14年ぶりのWBC制覇を達成し、握手を交わす大谷翔平とダルビッシュ有(写真奥)14年ぶりのWBC制覇を達成し、握手を交わす大谷翔平とダルビッシュ有(写真奥)この記事に関連する写真を見る

【先発投手は知らされていなかった】

── WBC世界一、おめでとうございます。

鶴岡 ありがとうございます。じつは現役時代、選手として「侍ジャパン入り」「世界一」を目指していたのですが、まさかブルペン捕手として歓喜の瞬間に立ちあえるなんて......ほんと選手たちにいい思いをさせていただき、感謝の気持ちでいっぱいです。

── 鶴岡さんは日本ハムでプレーしていた時、ダルビッシュ有投手(現・パドレス)の専属捕手、また大谷翔平選手(現・エンゼルス)のプロ初勝利の時のキャッチャーでした。今回もダルビッシュ投手から「一番投げやすいのは鶴岡さん」というコメントがありました。

鶴岡 ダルビッシュ投手とはキャッチボールをする機会が多かったですね。

── 1年前はまだ育成選手だった宇田川優希投手(オリックス)が戸惑うなか、ダルビッシュ投手が"宇田川会"と名づけた食事会を開催して親睦を図るなど、投手陣のリーダー役を買って出ました。

鶴岡 ダルビッシュ投手は渡米してはや10年が経ちます。
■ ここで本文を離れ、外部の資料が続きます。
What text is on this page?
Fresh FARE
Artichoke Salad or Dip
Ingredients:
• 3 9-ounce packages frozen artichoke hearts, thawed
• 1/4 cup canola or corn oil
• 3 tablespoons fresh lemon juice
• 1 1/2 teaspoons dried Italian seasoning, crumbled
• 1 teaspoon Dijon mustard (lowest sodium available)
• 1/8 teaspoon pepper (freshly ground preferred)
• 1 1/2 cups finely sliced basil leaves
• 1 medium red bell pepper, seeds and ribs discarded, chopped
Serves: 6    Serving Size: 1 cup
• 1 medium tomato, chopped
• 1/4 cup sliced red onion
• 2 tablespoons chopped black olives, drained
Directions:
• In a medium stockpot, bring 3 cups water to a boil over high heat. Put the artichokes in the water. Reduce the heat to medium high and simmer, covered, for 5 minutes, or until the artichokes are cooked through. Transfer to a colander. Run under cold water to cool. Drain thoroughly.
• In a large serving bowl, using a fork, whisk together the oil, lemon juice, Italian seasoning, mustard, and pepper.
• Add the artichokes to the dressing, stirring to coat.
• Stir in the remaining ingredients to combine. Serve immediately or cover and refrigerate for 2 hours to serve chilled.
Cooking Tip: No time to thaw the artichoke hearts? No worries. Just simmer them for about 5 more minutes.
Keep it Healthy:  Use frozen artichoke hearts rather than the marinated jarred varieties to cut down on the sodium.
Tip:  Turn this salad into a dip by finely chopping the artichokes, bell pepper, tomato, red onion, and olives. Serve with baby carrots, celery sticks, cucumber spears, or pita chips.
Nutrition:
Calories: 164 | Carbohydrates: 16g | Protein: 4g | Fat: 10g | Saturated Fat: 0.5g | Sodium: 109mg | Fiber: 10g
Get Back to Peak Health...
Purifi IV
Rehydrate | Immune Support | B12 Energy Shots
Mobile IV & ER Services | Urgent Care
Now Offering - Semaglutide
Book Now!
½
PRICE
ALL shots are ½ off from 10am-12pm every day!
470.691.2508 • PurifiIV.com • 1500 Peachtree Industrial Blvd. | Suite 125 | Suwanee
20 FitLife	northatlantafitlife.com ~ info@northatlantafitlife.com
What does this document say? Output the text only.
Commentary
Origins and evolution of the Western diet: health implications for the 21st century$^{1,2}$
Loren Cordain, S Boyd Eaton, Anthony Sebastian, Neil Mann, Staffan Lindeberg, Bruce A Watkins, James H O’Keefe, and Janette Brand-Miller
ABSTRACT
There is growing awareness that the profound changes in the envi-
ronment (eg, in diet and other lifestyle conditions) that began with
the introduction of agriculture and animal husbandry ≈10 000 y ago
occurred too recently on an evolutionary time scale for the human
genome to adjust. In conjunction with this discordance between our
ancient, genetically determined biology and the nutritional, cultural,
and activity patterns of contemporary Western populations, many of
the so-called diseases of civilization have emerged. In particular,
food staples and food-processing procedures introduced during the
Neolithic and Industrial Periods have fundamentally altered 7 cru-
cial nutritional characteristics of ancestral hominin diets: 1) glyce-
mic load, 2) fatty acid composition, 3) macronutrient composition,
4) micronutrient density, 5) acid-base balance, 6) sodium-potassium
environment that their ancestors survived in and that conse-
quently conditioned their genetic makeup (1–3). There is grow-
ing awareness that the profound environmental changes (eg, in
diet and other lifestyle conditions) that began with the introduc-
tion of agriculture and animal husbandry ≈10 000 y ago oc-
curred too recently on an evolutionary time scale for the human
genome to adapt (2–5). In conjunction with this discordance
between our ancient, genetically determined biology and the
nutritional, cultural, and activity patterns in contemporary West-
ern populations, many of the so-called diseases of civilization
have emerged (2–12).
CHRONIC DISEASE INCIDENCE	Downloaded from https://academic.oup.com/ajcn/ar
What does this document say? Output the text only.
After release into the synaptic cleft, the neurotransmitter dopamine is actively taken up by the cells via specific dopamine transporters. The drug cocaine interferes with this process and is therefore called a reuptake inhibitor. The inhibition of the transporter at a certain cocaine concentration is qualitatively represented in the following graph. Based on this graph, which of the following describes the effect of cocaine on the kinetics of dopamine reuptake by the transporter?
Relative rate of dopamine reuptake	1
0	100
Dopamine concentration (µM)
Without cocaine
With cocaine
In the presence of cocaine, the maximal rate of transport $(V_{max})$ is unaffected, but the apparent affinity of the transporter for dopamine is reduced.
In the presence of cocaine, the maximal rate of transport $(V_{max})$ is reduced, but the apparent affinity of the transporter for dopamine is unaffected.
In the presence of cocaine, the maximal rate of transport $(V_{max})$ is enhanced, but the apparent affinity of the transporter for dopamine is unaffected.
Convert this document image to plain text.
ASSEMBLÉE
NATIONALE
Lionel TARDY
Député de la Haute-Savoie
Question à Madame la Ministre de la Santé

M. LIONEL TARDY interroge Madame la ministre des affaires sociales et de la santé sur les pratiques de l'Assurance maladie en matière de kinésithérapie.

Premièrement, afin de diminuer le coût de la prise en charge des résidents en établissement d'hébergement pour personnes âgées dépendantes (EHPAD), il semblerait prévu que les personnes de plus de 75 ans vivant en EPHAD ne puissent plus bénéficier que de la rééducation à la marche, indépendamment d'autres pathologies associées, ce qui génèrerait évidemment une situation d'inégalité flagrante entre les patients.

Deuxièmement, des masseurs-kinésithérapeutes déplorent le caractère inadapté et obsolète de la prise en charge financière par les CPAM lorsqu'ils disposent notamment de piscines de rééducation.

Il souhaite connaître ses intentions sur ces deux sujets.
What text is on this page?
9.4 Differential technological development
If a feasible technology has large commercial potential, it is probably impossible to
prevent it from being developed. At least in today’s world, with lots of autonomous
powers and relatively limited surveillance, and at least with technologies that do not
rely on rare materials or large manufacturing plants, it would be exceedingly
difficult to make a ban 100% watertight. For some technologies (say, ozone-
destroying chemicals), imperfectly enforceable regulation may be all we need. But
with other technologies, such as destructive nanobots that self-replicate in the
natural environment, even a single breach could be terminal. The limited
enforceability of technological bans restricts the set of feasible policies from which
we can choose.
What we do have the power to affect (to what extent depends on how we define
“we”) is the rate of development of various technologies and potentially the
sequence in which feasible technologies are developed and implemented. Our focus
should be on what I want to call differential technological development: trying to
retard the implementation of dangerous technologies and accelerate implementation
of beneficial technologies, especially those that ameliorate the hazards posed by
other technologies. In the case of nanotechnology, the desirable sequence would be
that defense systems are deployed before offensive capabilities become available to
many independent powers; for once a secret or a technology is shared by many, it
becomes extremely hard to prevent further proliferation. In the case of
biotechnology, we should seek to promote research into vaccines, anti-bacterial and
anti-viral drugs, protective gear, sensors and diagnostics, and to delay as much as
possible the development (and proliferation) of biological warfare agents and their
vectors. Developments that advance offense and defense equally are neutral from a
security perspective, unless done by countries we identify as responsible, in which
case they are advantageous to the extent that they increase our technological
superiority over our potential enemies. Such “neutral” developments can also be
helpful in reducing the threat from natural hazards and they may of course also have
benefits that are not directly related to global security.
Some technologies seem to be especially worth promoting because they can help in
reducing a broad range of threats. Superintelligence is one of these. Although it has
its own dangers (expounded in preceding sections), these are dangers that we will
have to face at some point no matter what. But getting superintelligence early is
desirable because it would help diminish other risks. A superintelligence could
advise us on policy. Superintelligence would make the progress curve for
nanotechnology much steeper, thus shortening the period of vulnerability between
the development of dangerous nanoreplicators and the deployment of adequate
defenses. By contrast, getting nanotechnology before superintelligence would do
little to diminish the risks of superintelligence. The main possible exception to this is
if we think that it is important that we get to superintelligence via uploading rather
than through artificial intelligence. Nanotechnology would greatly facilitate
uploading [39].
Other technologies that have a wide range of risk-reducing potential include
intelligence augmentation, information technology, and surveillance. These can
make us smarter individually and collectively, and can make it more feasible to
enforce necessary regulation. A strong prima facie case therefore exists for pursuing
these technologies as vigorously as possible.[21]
最近は日本人の後輩投手と接する機会も減っていたと思いますし、本人にとっても新鮮だったのではないでしょうか。技術面では変化球の握りや投げ方を惜しげもなくアドバイスするなど、チームのため、日本球界の発展のために尽くす姿が印象的でした。

── 第1先発と第2先発は、早い段階で決まっていたのですか。グループリーグは中国戦が大谷投手と戸郷翔征投手(巨人)、韓国戦がダルビッシュ投手と今永昇太投手(DeNA)、チェコ戦が佐々木朗希投手(ロッテ)と宮城大弥投手(オリックス)、オーストラリア戦が山本由伸投手(オリックス)と高橋奎二投手(ヤクルト)でした。

鶴岡 栗山英樹監督が情報漏れ防止のために、登板日を周囲には知らせませんでした。でも、調整がしやすいように本人たちには伝えられていたと思います。ただ(登板の)1、2日前はブルペンに入るといった調整法がありますので、大体の察しはついていました。